Certes, des chefs jihadistes de premier plan ont été éliminés. Mais leurs groupes n’ont cessé de recruter, de se renforcer et d’étendre leur influence, jusqu’à menacer désormais les pays côtiers. L’insécurité, un temps concentrée entre les frontières maliennes, a gagné le Burkina Faso et le Niger voisins. Et dans cette poudrière sahélienne, alors que les coups d’État sont applaudis, le sentiment antifrançais ne cesse de gagner du terrain.
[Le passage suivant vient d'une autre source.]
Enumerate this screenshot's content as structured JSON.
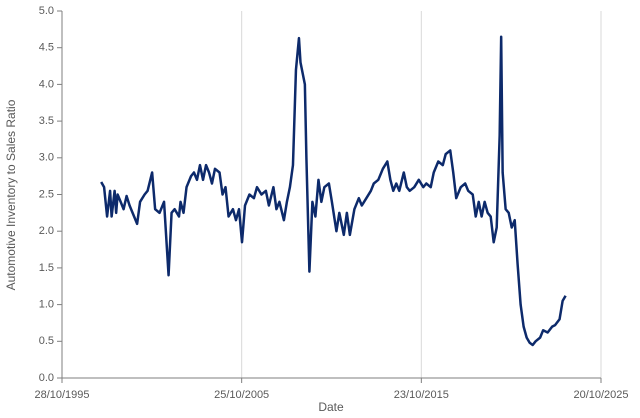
{
  "chart_data": {
    "type": "line",
    "x_label": "Date",
    "y_label": "Automotive Inventory to Sales Ratio",
    "x": [
      "1998-01-01",
      "1998-03-01",
      "1998-05-01",
      "1998-07-01",
      "1998-08-01",
      "1998-10-01",
      "1998-11-01",
      "1998-12-01",
      "1999-02-01",
      "1999-04-01",
      "1999-06-01",
      "1999-08-01",
      "2000-01-01",
      "2000-03-01",
      "2000-06-01",
      "2000-08-01",
      "2000-11-01",
      "2001-01-01",
      "2001-04-01",
      "2001-07-01",
      "2001-10-01",
      "2001-12-01",
      "2002-02-01",
      "2002-05-01",
      "2002-06-01",
      "2002-08-01",
      "2002-10-01",
      "2003-01-01",
      "2003-03-01",
      "2003-05-01",
      "2003-07-01",
      "2003-09-01",
      "2003-11-01",
      "2004-01-01",
      "2004-03-01",
      "2004-05-01",
      "2004-08-01",
      "2004-10-01",
      "2004-12-01",
      "2005-02-01",
      "2005-05-01",
      "2005-07-01",
      "2005-09-01",
      "2005-11-01",
      "2006-01-01",
      "2006-04-01",
      "2006-07-01",
      "2006-09-01",
      "2006-12-01",
      "2007-03-01",
      "2007-05-01",
      "2007-08-01",
      "2007-10-01",
      "2007-12-01",
      "2008-03-01",
      "2008-05-01",
      "2008-07-01",
      "2008-09-01",
      "2008-11-01",
      "2009-01-01",
      "2009-02-01",
      "2009-05-01",
      "2009-06-01",
      "2009-08-01",
      "2009-10-01",
      "2009-12-01",
      "2010-02-01",
      "2010-04-01",
      "2010-06-01",
      "2010-09-01",
      "2010-11-01",
      "2011-02-01",
      "2011-04-01",
      "2011-07-01",
      "2011-09-01",
      "2011-11-01",
      "2012-02-01",
      "2012-05-01",
      "2012-07-01",
      "2012-10-01",
      "2013-01-01",
      "2013-03-01",
      "2013-06-01",
      "2013-09-01",
      "2013-12-01",
      "2014-02-01",
      "2014-04-01",
      "2014-06-01",
      "2014-08-01",
      "2014-11-01",
      "2015-01-01",
      "2015-03-01",
      "2015-06-01",
      "2015-09-01",
      "2015-12-01",
      "2016-02-01",
      "2016-05-01",
      "2016-07-01",
      "2016-10-01",
      "2017-01-01",
      "2017-03-01",
      "2017-06-01",
      "2017-08-01",
      "2017-10-01",
      "2018-01-01",
      "2018-04-01",
      "2018-06-01",
      "2018-09-01",
      "2018-11-01",
      "2019-01-01",
      "2019-03-01",
      "2019-05-01",
      "2019-07-01",
      "2019-09-01",
      "2019-11-01",
      "2020-01-01",
      "2020-03-01",
      "2020-04-01",
      "2020-05-01",
      "2020-07-01",
      "2020-09-01",
      "2020-11-01",
      "2021-01-01",
      "2021-03-01",
      "2021-05-01",
      "2021-07-01",
      "2021-09-01",
      "2021-11-01",
      "2022-01-01",
      "2022-03-01",
      "2022-06-01",
      "2022-08-01",
      "2022-11-01",
      "2023-02-01",
      "2023-04-01",
      "2023-07-01",
      "2023-09-01",
      "2023-11-01"
    ],
    "series": [
      {
        "color": "#0d2a6b",
        "values": [
          2.67,
          2.6,
          2.2,
          2.55,
          2.2,
          2.55,
          2.25,
          2.5,
          2.4,
          2.3,
          2.48,
          2.35,
          2.1,
          2.4,
          2.5,
          2.55,
          2.8,
          2.3,
          2.25,
          2.4,
          1.4,
          2.25,
          2.3,
          2.2,
          2.4,
          2.25,
          2.6,
          2.75,
          2.8,
          2.7,
          2.9,
          2.7,
          2.9,
          2.8,
          2.65,
          2.85,
          2.8,
          2.5,
          2.6,
          2.2,
          2.3,
          2.15,
          2.3,
          1.85,
          2.35,
          2.5,
          2.45,
          2.6,
          2.5,
          2.55,
          2.35,
          2.6,
          2.3,
          2.4,
          2.15,
          2.4,
          2.6,
          2.9,
          4.2,
          4.63,
          4.3,
          4.0,
          3.0,
          1.45,
          2.4,
          2.2,
          2.7,
          2.4,
          2.6,
          2.65,
          2.4,
          2.0,
          2.25,
          1.95,
          2.25,
          1.95,
          2.3,
          2.45,
          2.35,
          2.45,
          2.55,
          2.65,
          2.7,
          2.85,
          2.95,
          2.7,
          2.55,
          2.65,
          2.55,
          2.8,
          2.6,
          2.55,
          2.6,
          2.7,
          2.6,
          2.65,
          2.6,
          2.8,
          2.95,
          2.9,
          3.05,
          3.1,
          2.8,
          2.45,
          2.6,
          2.65,
          2.55,
          2.5,
          2.2,
          2.4,
          2.2,
          2.4,
          2.25,
          2.2,
          1.85,
          2.05,
          3.3,
          4.65,
          2.8,
          2.3,
          2.25,
          2.05,
          2.15,
          1.55,
          1.0,
          0.7,
          0.55,
          0.48,
          0.45,
          0.5,
          0.55,
          0.65,
          0.62,
          0.7,
          0.72,
          0.8,
          1.05,
          1.12
        ]
      }
    ],
    "xlim": [
      "1995-10-28",
      "2025-10-20"
    ],
    "xticks": [
      {
        "value": "1995-10-28",
        "label": "28/10/1995"
      },
      {
        "value": "2005-10-25",
        "label": "25/10/2005"
      },
      {
        "value": "2015-10-23",
        "label": "23/10/2015"
      },
      {
        "value": "2025-10-20",
        "label": "20/10/2025"
      }
    ],
    "ylim": [
      0,
      5
    ],
    "yticks": [
      {
        "value": 0,
        "label": "0.0"
      },
      {
        "value": 0.5,
        "label": "0.5"
      },
      {
        "value": 1,
        "label": "1.0"
      },
      {
        "value": 1.5,
        "label": "1.5"
      },
      {
        "value": 2,
        "label": "2.0"
      },
      {
        "value": 2.5,
        "label": "2.5"
      },
      {
        "value": 3,
        "label": "3.0"
      },
      {
        "value": 3.5,
        "label": "3.5"
      },
      {
        "value": 4,
        "label": "4.0"
      },
      {
        "value": 4.5,
        "label": "4.5"
      },
      {
        "value": 5,
        "label": "5.0"
      }
    ],
    "grid": "x"
  }
}
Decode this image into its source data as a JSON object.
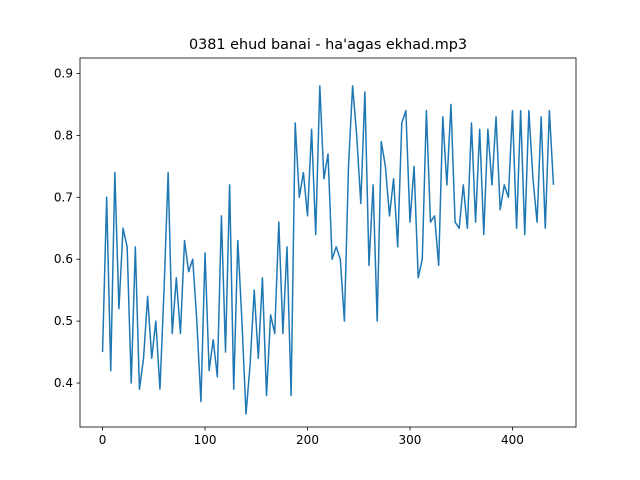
{
  "chart_data": {
    "type": "line",
    "title": "0381 ehud banai - ha'agas ekhad.mp3",
    "x": [
      0,
      4,
      8,
      12,
      16,
      20,
      24,
      28,
      32,
      36,
      40,
      44,
      48,
      52,
      56,
      60,
      64,
      68,
      72,
      76,
      80,
      84,
      88,
      92,
      96,
      100,
      104,
      108,
      112,
      116,
      120,
      124,
      128,
      132,
      136,
      140,
      144,
      148,
      152,
      156,
      160,
      164,
      168,
      172,
      176,
      180,
      184,
      188,
      192,
      196,
      200,
      204,
      208,
      212,
      216,
      220,
      224,
      228,
      232,
      236,
      240,
      244,
      248,
      252,
      256,
      260,
      264,
      268,
      272,
      276,
      280,
      284,
      288,
      292,
      296,
      300,
      304,
      308,
      312,
      316,
      320,
      324,
      328,
      332,
      336,
      340,
      344,
      348,
      352,
      356,
      360,
      364,
      368,
      372,
      376,
      380,
      384,
      388,
      392,
      396,
      400,
      404,
      408,
      412,
      416,
      420,
      424,
      428,
      432,
      436,
      440
    ],
    "series": [
      {
        "color": "#1f77b4",
        "values": [
          0.45,
          0.7,
          0.42,
          0.74,
          0.52,
          0.65,
          0.62,
          0.4,
          0.62,
          0.39,
          0.44,
          0.54,
          0.44,
          0.5,
          0.39,
          0.55,
          0.74,
          0.48,
          0.57,
          0.48,
          0.63,
          0.58,
          0.6,
          0.5,
          0.37,
          0.61,
          0.42,
          0.47,
          0.41,
          0.67,
          0.45,
          0.72,
          0.39,
          0.63,
          0.5,
          0.35,
          0.43,
          0.55,
          0.44,
          0.57,
          0.38,
          0.51,
          0.48,
          0.66,
          0.48,
          0.62,
          0.38,
          0.82,
          0.7,
          0.74,
          0.67,
          0.81,
          0.64,
          0.88,
          0.73,
          0.77,
          0.6,
          0.62,
          0.6,
          0.5,
          0.75,
          0.88,
          0.8,
          0.69,
          0.87,
          0.59,
          0.72,
          0.5,
          0.79,
          0.75,
          0.67,
          0.73,
          0.62,
          0.82,
          0.84,
          0.66,
          0.75,
          0.57,
          0.6,
          0.84,
          0.66,
          0.67,
          0.59,
          0.83,
          0.72,
          0.85,
          0.66,
          0.65,
          0.72,
          0.65,
          0.82,
          0.66,
          0.81,
          0.64,
          0.81,
          0.72,
          0.83,
          0.68,
          0.72,
          0.7,
          0.84,
          0.65,
          0.84,
          0.64,
          0.84,
          0.73,
          0.66,
          0.83,
          0.65,
          0.84,
          0.72
        ]
      }
    ],
    "xlim": [
      -22,
      462
    ],
    "ylim": [
      0.329,
      0.925
    ],
    "xticks": [
      0,
      100,
      200,
      300,
      400
    ],
    "yticks": [
      0.4,
      0.5,
      0.6,
      0.7,
      0.8,
      0.9
    ]
  }
}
La mésentente avec la junte n’a-t-elle pas finalement fourni un prétexte au président français pour se désengager d’une guerre devenue bourbier ?

Car, en réalité, cela faisait des mois, voire des années, qu’Emmanuel Macron et ses conseillers réfléchissaient à la meilleure manière de mettre fin à l’opération Barkhane. « Il aurait fallu s’y pencher plus tôt. Mais une forme de conservatisme collectif nous a fait perdre du temps et il a fallu faire mûrir ce changement de logiciel », reconnaît une source élyséenne qui pointe également les réticences de certains chefs d’État sahéliens qui, comme Ibrahim Boubacar Keïta, Roch Marc Christian Kaboré ou Idriss Déby Itno, disaient à leur homologue français de « ne surtout toucher à rien ».

Moins de terrain

À Paris, le plan initial était de mettre progressivement en place un modèle d’intervention plus souple, en collaboration avec les partenaires européens et tous les pays de la région, y compris le Mali. Un nouveau dispositif va bien être mis sur pied, mais pour l’instant sans Bamako. Dans les grandes lignes, le but est d’être moins sur le terrain, avec des empreintes militaires plus légères mais mieux coordonnées avec les forces locales. Le tout avec les pays de la région qui en feront clairement la demande.

« Les grosses opex [opération extérieure] comme Barkhane ne sont plus tenables, analyse-t-on dans l’entourage de Macron. Les opinions publiques, africaines comme françaises, ne les comprennent pas et ne les acceptent plus. La fin de Barkhane est l’un des derniers actes forts du quinquennat, qui s’inscrit dans notre volonté de renouveler le logiciel franco-africain dans tous les domaines. » Reste à savoir si ce logiciel peut, encore, être réinitialisé entre la France et le Mali.